Наутро он никак не мог вспомнить, как попал в свой номер в гостинице и кто раздел его и уложил в постель. Голова просто раскалывалась. Тут раздался телефонный звонок. Переводчик Володя объяснил, что их ждут внизу завтракать.

Когда Джон спустился вниз после холодного душа, то чувствовал себя немного лучше. Тут же перед ним возник стакан коньяка, и на все его протесты молдаване махали руками и кричали: «Лекарство, лекарство». Джон послушно выпил коньяк, лорд, посмотрев на него, сделал то же самое. После обильного завтрака они наконец почувствовали себя людьми. Только очень хотелось спать. Джон все спрашивал, где же Оксана, но ему никто ничего не отвечал, все лишь сладко улыбались в ответ.

Тут вдруг все подхватились и поехали в офис к молдаванам. Офис был огромный, с хорошей мебелью, с многочисленными секретаршами, которые строчили что-то на шикарных новых компьютерах. В кабинете главного молдаванина Петра уже был накрыт стол: коньяк, фрукты, шоколад.

Не успели лорд и Джон ничего толком понять, как на свет появились какие-то контракты, составленные на русском, и переводчик Володя лихо начал их переводить прямо с листа.

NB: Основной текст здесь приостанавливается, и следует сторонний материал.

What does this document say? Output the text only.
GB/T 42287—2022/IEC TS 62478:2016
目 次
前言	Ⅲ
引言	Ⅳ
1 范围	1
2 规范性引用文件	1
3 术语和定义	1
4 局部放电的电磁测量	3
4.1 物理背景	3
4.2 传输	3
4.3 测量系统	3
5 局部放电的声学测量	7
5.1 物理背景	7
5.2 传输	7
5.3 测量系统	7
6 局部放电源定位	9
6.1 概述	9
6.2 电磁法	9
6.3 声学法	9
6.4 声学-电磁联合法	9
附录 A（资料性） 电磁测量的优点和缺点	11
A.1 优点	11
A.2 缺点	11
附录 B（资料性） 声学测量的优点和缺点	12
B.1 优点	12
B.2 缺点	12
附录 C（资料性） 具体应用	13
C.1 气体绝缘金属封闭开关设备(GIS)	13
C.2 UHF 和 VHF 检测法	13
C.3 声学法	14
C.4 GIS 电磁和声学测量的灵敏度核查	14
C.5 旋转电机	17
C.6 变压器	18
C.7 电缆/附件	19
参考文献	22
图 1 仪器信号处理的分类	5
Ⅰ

Тут бы нашим героям насторожиться и попросить письменный перевод, о чем потом, после провала всей операции, втолковывала Джону мама:

– Джон, ты ж юрист. Тебя для чего туда брали? Ты же знаешь, что ничего нельзя подписывать не читая!

– Да я и говорил лорду, а он уперся: нет, мол, люди хорошие, – оправдывался Джон.

Короче, контракты были подписаны, и по этому поводу началось празднование. Сто тысяч фунтов за аренду земли для выращивания пшеницы улетели, как ласточки из гнезда. Чек был тут же схвачен волосатой рукой главного молдаванина Петра и передан умопомрачительной красоты секретарше.

– Отдашь немедленно Марии для отоваривания, поняла? Смотри ничего не перепутай, пока идешь отсюда до приемной, а то ведь мозгов-то нет, – довольно грубо сказал ей Петр.

Секретарша улыбалась в ответ и смотрела на Джона, у которого все опустилось внутри.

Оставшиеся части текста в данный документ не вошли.